Wednesday, August 22, 2018

Japan postal service delivers a message for the world- La Croix International

Japan postal service delivers a message for the world- La Croix International

Japan postal service delivers a message for the world

Part of the Japan Post leaflet advertising its service to use its nationwide network to connect families that live apart. (Photo supplied)

Many years ago, I took a small parcel to the post office in a village in the mountains of northern Japan. I intended to mail it to my family overseas.

"Hmm," said the postmaster. "I'm not sure we've ever handled an international package here. Do you know what it should cost?"

I did not, so he rummaged around and found a shoebox with some leaflets in it, including one about international mail rates.

"OK, I think this is it, but I'm really not sure," he said somewhat doubtfully as he looked at a leaflet that had clearly been in the shoebox so long that it might have been out of date.

"Would you mind giving me the amount I think it should be according to this? Then on my way home tonight I'll make a detour to the main district post office and mail it there. If I'm mistaken in the amount, I'll either get the balance to you or get in touch to collect the difference."

The package reached my family without any problem.

Years later, I received a letter from abroad in response to a magazine article about work I was doing with homeless men in Tokyo. It was addressed: "Father William Grimm, Slum in Tokyo, Japan."

The Japanese postal service is, indeed, a service.

When Japan began to modernize in the 1870s, the first contact between rural areas and the central government was usually a post office. Today, there are more than 24,000 post offices throughout the country, and they remain an important part of any community even as electronic communication increasingly makes their mail function obsolete.

Post offices also serve as banks and insurance providers and thus provide essential services that otherwise might be unavailable in remote areas. As was the case more than a century ago, post offices remain the major point of connection between rural residents and the rest of the country.

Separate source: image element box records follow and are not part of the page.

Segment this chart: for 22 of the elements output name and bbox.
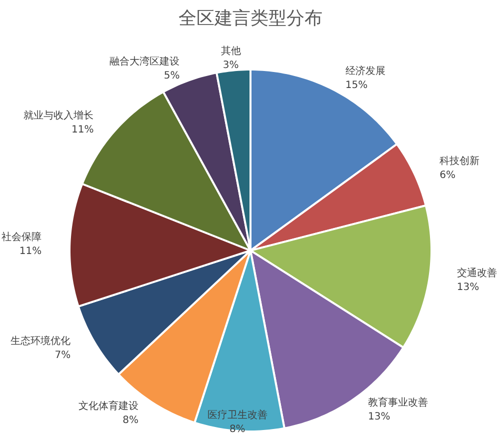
data-label: 8%: [122, 414, 139, 426]
chart-title: 全区建言类型分布: [178, 8, 322, 29]
slice-label: 融合大湾区建设: [110, 55, 180, 68]
data-label: 13%: [368, 412, 390, 423]
data-label: 15%: [345, 80, 368, 92]
slice-label: 经济发展: [345, 65, 386, 78]
slice-label: 交通改善: [456, 267, 497, 280]
slice-label: 生态环境优化: [10, 335, 71, 348]
data-label: 11%: [72, 124, 94, 136]
slice-label: 社会保障: [2, 230, 42, 243]
data-label: 6%: [440, 170, 456, 181]
slice-label: 科技创新: [440, 154, 480, 167]
data-label: 11%: [19, 246, 42, 257]
data-label: 3%: [222, 60, 239, 71]
slice-label: 教育事业改善: [368, 396, 428, 409]
slice-label: 文化体育建设: [78, 400, 139, 412]
slice-label: 其他: [220, 44, 241, 57]
data-label: 7%: [54, 350, 71, 362]
data-label: 5%: [164, 70, 180, 82]
slice-label: 医疗卫生改善: [207, 409, 268, 421]
slice-label: 就业与收入增长: [24, 109, 94, 122]
data-label: 13%: [456, 282, 480, 294]
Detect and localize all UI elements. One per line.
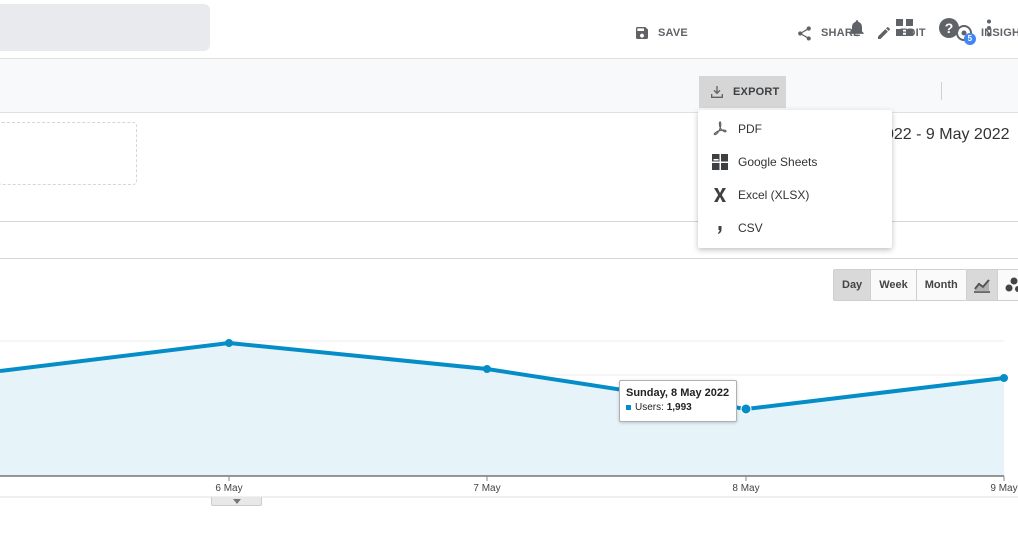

Now, the postal system, Japan Post, has initiated a new service in those areas.

As younger people have migrated to cities, rural areas are increasingly inhabited by elderly people who live alone. Their children and grandchildren are no longer on hand to check on their health and happiness.

And so, Japan Post has introduced its new mimamori saabisu (caretaking service), using its nationwide network "to connect families that live apart."

For a monthly fee of ¥2,500 plus tax (just under US$25), family members can arrange for a monthly visit by a Japan Post employee to their rural relative. The visitor will check on the elderly person's situation using 10 categories, and the results will be sent to the family.

For an additional ¥980-1,180 each month, the postal service will make a daily automated phone call to the elderly persons asking them to use their phone's dial pad to answer how they are doing, and will send the results to the family.

Finally, for another monthly ¥800, the post office will arrange with a security firm to be on call for emergency visits at the request of the family.

With increased urbanization throughout the world, the situation of families that live apart is increasingly the norm. That is not just true in rural districts. Even in crowded cities there are elderly, disabled and other people living alone without anyone to at least check on them from time to time to see if they are in good health or have any special needs.

Churches are not unlike Japanese post offices that are spread far and wide through all the communities of a nation. Especially in the Catholic scheme of dioceses and parishes, there are probably few places whose people are not in some way or other within the purview of a group of Christians.

Ubiquity need not be the only point in common between those post offices and Christian communities.

If a government bureaucracy, the proverbial image of unimaginative adherence to past procedures and programs, can develop a creative idea to make its old strengths answer new needs, certainly churches and other religious entities like schools and religious houses should be able to do likewise.

That might mean abandoning "what we've always done" in favor of untried new activities.

In Japan, for example, it might mean looking at the fact that in a country with a declining number of children, about 12 percent of people are under age 14 while 27 percent are over 65. Yet faced with an increasing number of the lonely elderly, the Catholic Church sponsors 752 kindergartens, nurseries and other institutions for children but only 232 for the elderly.

Demographics and needs will, of course, differ from place to place. The need might be among the young or minorities or the environment, but the church in every land is always challenged to meet those situations with creativity and a willingness to try the hitherto untried.

Perhaps we can let the Japanese postal system deliver us a message about service.

Father William Grimm, MM, is the publisher of ucanews.com and is based in Tokyo.